Defaults can be specified directly in the schema and mirrored in C++ if desired:
// Schema
"swigluoai_and_mul(Tensor! out, Tensor input, float alpha=1.702, float limit=7.0) -> ()"
// C++ signature
void swigluoai_and_mul(torch::Tensor& out, torch::Tensor& input, double alpha = 1.702, double limit = 7.0);
Minimal, concrete examples
In-place operation:
// Schema
"silu_and_mul(Tensor! result, Tensor input) -> ()"
// C++ Declaration (ops.h)
void silu_and_mul(torch::Tensor& out, torch::Tensor& input);
Returning a tensor:
// Schema
"aqlm_gemm(Tensor input, Tensor codes, Tensor codebooks, Tensor scales, int[] codebook_partition_sizes, Tensor? bias) -> Tensor"
// C++ Declaration (ops.h)
torch::Tensor aqlm_gemm(const torch::Tensor& input, const torch::Tensor& codes,
const torch::Tensor& codebooks, const torch::Tensor& scales,
const std::vector<int64_t>& codebook_partition_sizes,
const std::optional<torch::Tensor>& bias);
Returning multiple tensors:
// Schema
"top_k_sampling_from_probs(Tensor probs, Tensor uniform_samples, Tensor? maybe_top_k_arr, int top_k_val, bool deterministic) -> Tensor[]"
// C++ Declaration (ops.h)
std::vector<torch::Tensor> top_k_sampling_from_probs(torch::Tensor probs, torch::Tensor uniform_samples,
std::optional<torch::Tensor> maybe_top_k_arr,
int64_t top_k_val, bool deterministic);
Aliased mutable arrays (alias sets a and b):
// Schema
"copy_blocks(Tensor(a!)[] key_caches, Tensor[](b!) value_caches, Tensor block_mapping) -> ()"

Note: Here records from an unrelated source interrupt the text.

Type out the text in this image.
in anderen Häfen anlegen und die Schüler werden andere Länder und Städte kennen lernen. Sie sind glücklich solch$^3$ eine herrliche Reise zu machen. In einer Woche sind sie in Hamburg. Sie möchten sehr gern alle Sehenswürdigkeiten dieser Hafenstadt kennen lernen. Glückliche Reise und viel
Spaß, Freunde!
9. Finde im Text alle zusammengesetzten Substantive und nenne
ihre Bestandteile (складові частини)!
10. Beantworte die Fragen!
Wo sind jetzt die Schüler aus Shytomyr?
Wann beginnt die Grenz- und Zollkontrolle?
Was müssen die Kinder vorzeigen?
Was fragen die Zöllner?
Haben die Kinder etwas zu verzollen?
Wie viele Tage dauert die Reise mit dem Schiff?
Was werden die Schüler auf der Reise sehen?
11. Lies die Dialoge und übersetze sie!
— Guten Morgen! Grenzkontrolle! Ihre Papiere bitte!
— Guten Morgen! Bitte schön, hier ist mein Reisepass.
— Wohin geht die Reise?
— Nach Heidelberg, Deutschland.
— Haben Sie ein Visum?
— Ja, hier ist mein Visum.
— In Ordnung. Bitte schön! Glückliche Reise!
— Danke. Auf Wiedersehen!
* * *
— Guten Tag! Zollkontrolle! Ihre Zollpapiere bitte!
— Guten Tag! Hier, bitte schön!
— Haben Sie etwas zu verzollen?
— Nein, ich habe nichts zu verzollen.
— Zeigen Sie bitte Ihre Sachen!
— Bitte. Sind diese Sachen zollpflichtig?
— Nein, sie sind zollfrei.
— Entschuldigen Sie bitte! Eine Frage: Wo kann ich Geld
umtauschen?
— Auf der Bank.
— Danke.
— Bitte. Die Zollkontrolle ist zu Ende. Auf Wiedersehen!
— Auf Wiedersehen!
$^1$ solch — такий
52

// C++ Declaration (ops.h) - Arrays passed by reference for modification
void copy_blocks(std::vector<torch::Tensor>& key_caches, std::vector<torch::Tensor>& value_caches,
const torch::Tensor& block_mapping);
def, impl, and meta kernels
Register a schema with def, then bind backend implementations with impl:
TORCH_LIBRARY(my_ops, m) {
m.def("weak_ref_tensor(Tensor input) -> Tensor");
m.impl("weak_ref_tensor", torch::kCUDA, &weak_ref_tensor);
m.impl("weak_ref_tensor", torch::kCPU, &weak_ref_tensor_cpu);
}
Meta kernels mirror the schema and compute output shapes/dtypes without allocation. Register under the Meta key:
at::Tensor my_add_meta(const at::Tensor& a, const at::Tensor& b) {
TORCH_CHECK(a.sizes() == b.sizes(), "shape mismatch");
return at::empty_like(a, a.options());
}
TORCH_LIBRARY_IMPL(my_ops, Meta, m) {
m.impl("my_add", my_add_meta);
}
Optional attributes can be passed to def to override defaults (e.g., stride semantics). Prefer the defaults unless you have a specific, documented reason to change them.
Type mapping summary
| PyTorch Schema Type | C++ Header Type | Notes |
|---|---|---|
Tensor | torch::Tensor or const torch::Tensor& | Input tensor |
Tensor! | torch::Tensor& | Mutable tensor |
Tensor? | std::optional<torch::Tensor> or const std::optional<torch::Tensor>& | Optional tensor |
Tensor!? | std::optional<torch::Tensor>& | Optional mutable tensor |
int | int64_t | Integer parameters |
float | double | Floating point parameters |
bool | bool | Boolean parameters |
str | std::string or const std::string& | String parameters |
SymInt | int64_t | Symbolic integers for dynamic shapes |
ScalarType | at::ScalarType | PyTorch data types |
int[] | std::vector<int64_t> or const std::vector<int64_t>& | Integer arrays |
Tensor[] | std::vector<torch::Tensor> | Tensor arrays |
Use schemas as the contract. Keep C++ signatures consistent with the schema, mark all mutated tensors with !, prefer SymInt for sizes/strides, and make optional parameters truly optional in C++.